Design: National Survey on Drug Use and Health (NSDUH) data for 2017 and 2018 have been extracted. The variables related to painkillers were studied, the most important ones were selected, and several variable crosses were made. After the data were extracted, they were analyzed using Microsoft Excel and PivotTables, calculating the relative prevalence and percentages of patients with abuse and dependence.

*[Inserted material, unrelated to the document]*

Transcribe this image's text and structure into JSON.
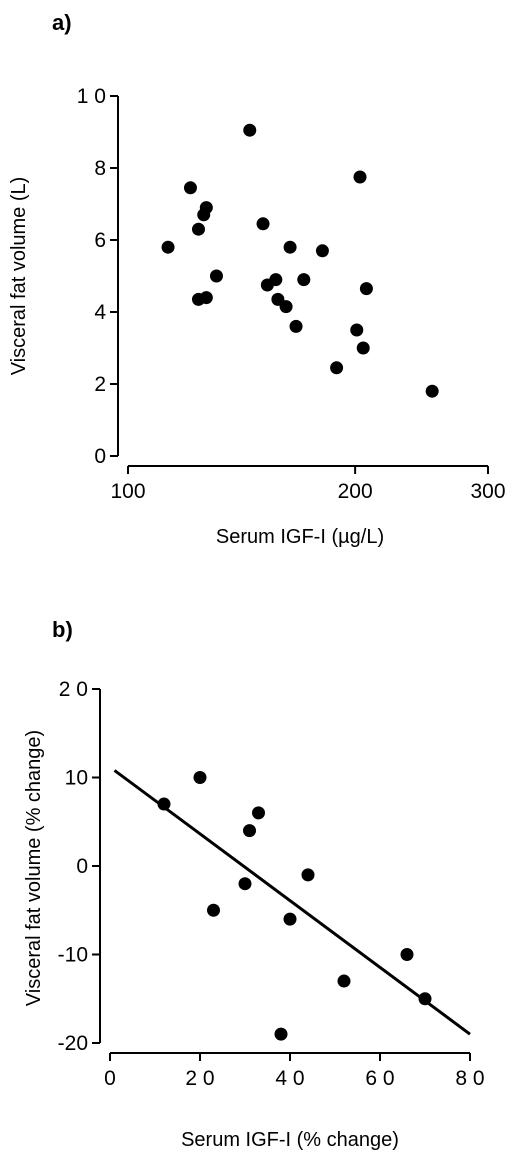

Results: In total, 1.4 million people had dependence on pain relievers (PRs) in 2018. The last PR used was mostly hydrocodone (33 percent) and oxycodone (24 percent). The main reasons for using a PR without a doctor's prescription were relieving pain (48 percent), feel good (16 percent), and relax or relieve tension (15 percent). Among patients who used a PR with a medical prescription, 1.5 million used it more frequently than prescribed, 1.2 million used it longer than prescribed, and 1.9 million used it in higher amounts than prescribed.
Conclusions: Abuse and dependence to PRs is lower than expected with over 1.4 million people in the United States having dependence in 2018 (0.6 percent point prevalence). Most cases of dependence are associated with misuse or abuse of prescriptions without medical supervision or the use of medications without a prescription of their own. Oxycodone and hydrocodone are the molecules most associated with dependence, misuse, abuse, and use without prescription. The age of onset of oxycodone misuse is very early (14 years old). Fentanyl does not seem relevant in any of the variables studied.